From the point of view of the U.S Food and Drug Administration (FDA), a medical device may be defined as an apparatus, instrument, in vitro reagent, implant or any other similar or associated article including an accessory or even component part that is:
- Recognized in the United States Pharmacopoeia, the Official National Formulary, or any supplement to them.

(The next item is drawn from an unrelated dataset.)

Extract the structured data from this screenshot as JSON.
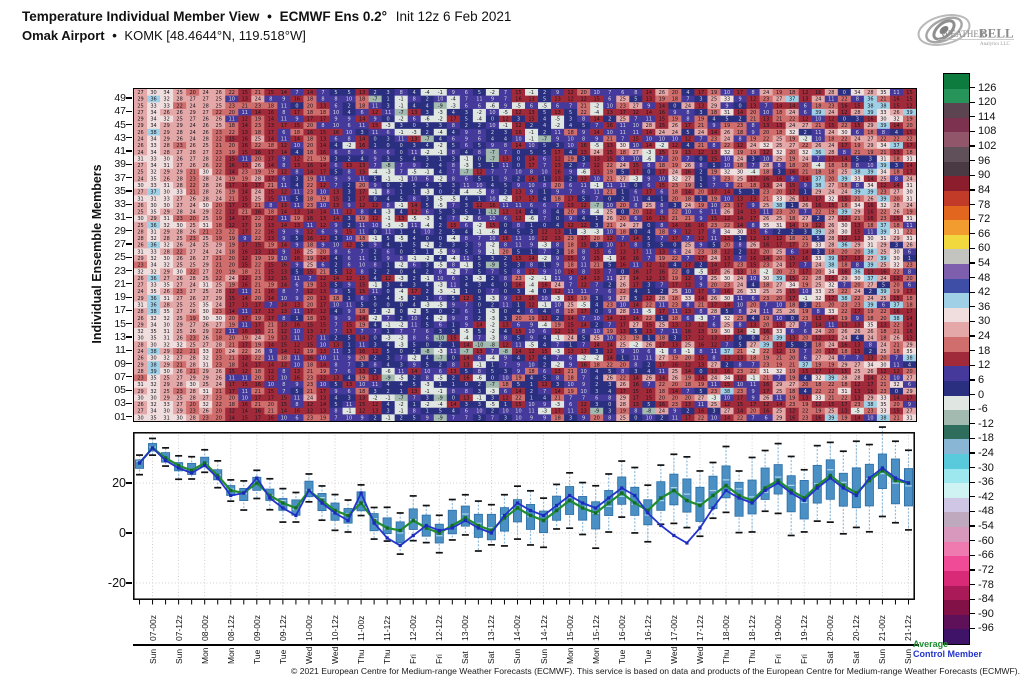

- Meant for making a diagnosis of disease or other conditions, or in the prevention, mitigation, treatment or cure of disease, in human beings or other animals.
- Meant to affect any function or structure in the body of human beings or other animals, and which does not accomplish any of its principal intended objectives by way of chemical action on or within the body of human beings or other animals and which does not require its being metabolized to accomplish any of its key intended objectives
In contrast to medical devices that work by physical, thermal or mechanical means, pharmaceuticals or medicinal products achieve their key objectives by metabolic, pharmacologic or immunological means.
Medical Devices – Some Examples
A medical device can be something as simple as a bedpan or as complicated as a laser surgical device. Other commonly used devices include wheelchairs, orthopedic pins, intraocular lenses and pacemakers. The term also incorporates in vitro diagnostic products including general purpose lab equipment, test kits for in vitro diagnosis (IVD) of pregnancy, disease or other conditions, and reagents. In addition, some kinds of products which emit electronic radiations for medical applications also come under the term “medical device.” X-ray machines, diagnostic ultrasound products and medical lasers are some examples for this.
Medical device packaging is greatly regulated. Frequently, such kind of devices is sterilized in its packaging. Sterility has to be kept up all through the distribution process to enable the physician to immediately use it.